Just too funny
By joe
- 2 minutes read - 301 wordsI do quite a bit of Perl programming work in support of our products. Perl is sometimes (mistakenly IMO) called a scripting language; it may have been designed to handle that in the past, but it has evolved over the decades into something far more powerful. But it also has this … well … implicit sense of humor about it. Maybe this is what pisses off people advocating other programming languages. I dunno.
Well, I was reading chromatic’s blog on use.perl.org, and ran across this snippet.
perl -e 'die screaming'
Ok. A quick explanation is needed. When you run “perl -e ‘a_one_liner’, perl will execute the a_one_liner for you. So
perl -e 'print 1+1'
will return 2. But it will do it without a newline, so you get something like this.
landman@balto:~$ perl -e 'print 1+1'
2landman@balto:~$
where landman@balto:~ $ is my command prompt on my laptop (running Ubuntu 7.04).

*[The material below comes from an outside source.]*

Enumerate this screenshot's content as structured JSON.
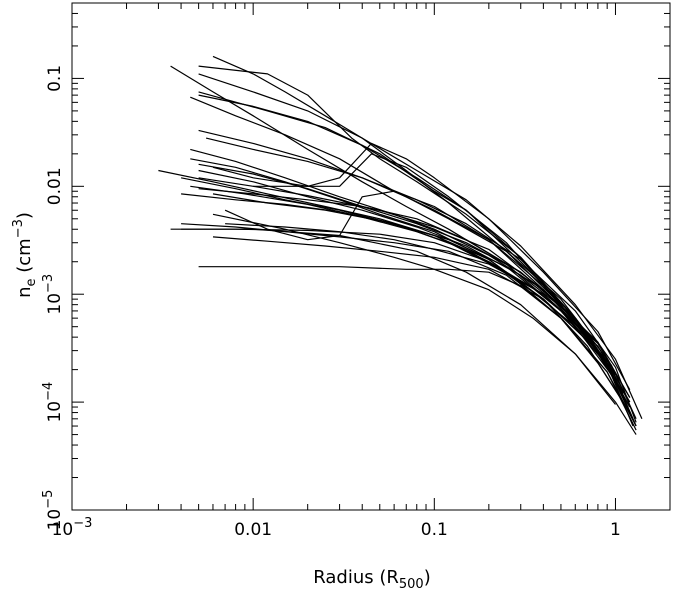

The ‘die’ command prints the string to its right to the terminal, and then exits. I usually use things that look like this
die "FATAL ERROR: something terrible just happened\n";
and the program does in fact do this.
So what, precisely, does
perl -e 'die screaming'
do? Only one way to find out …
landman@balto:~$ perl -e 'die screaming'
screaming at -e line 1.
or if you wrap it up into a program
landman@balto:~$ cat neat.pl
#!/usr/bin/perl
die screaming;
landman@balto:~$ ./neat.pl
screaming at ./neat.pl line 3.
landman@balto:~$
This is too funny. You have to remember, Perl has this huge repository of code called CPAN. Most of the code there is very helpful, allowing you to reuse rather than re-invent. Some of the code placed there continues on in this vein … Acme::Bleach Acme::EyeDrops which is touted as visual programming. Really. Go read the manual. Those programs are in fact executable. Scary.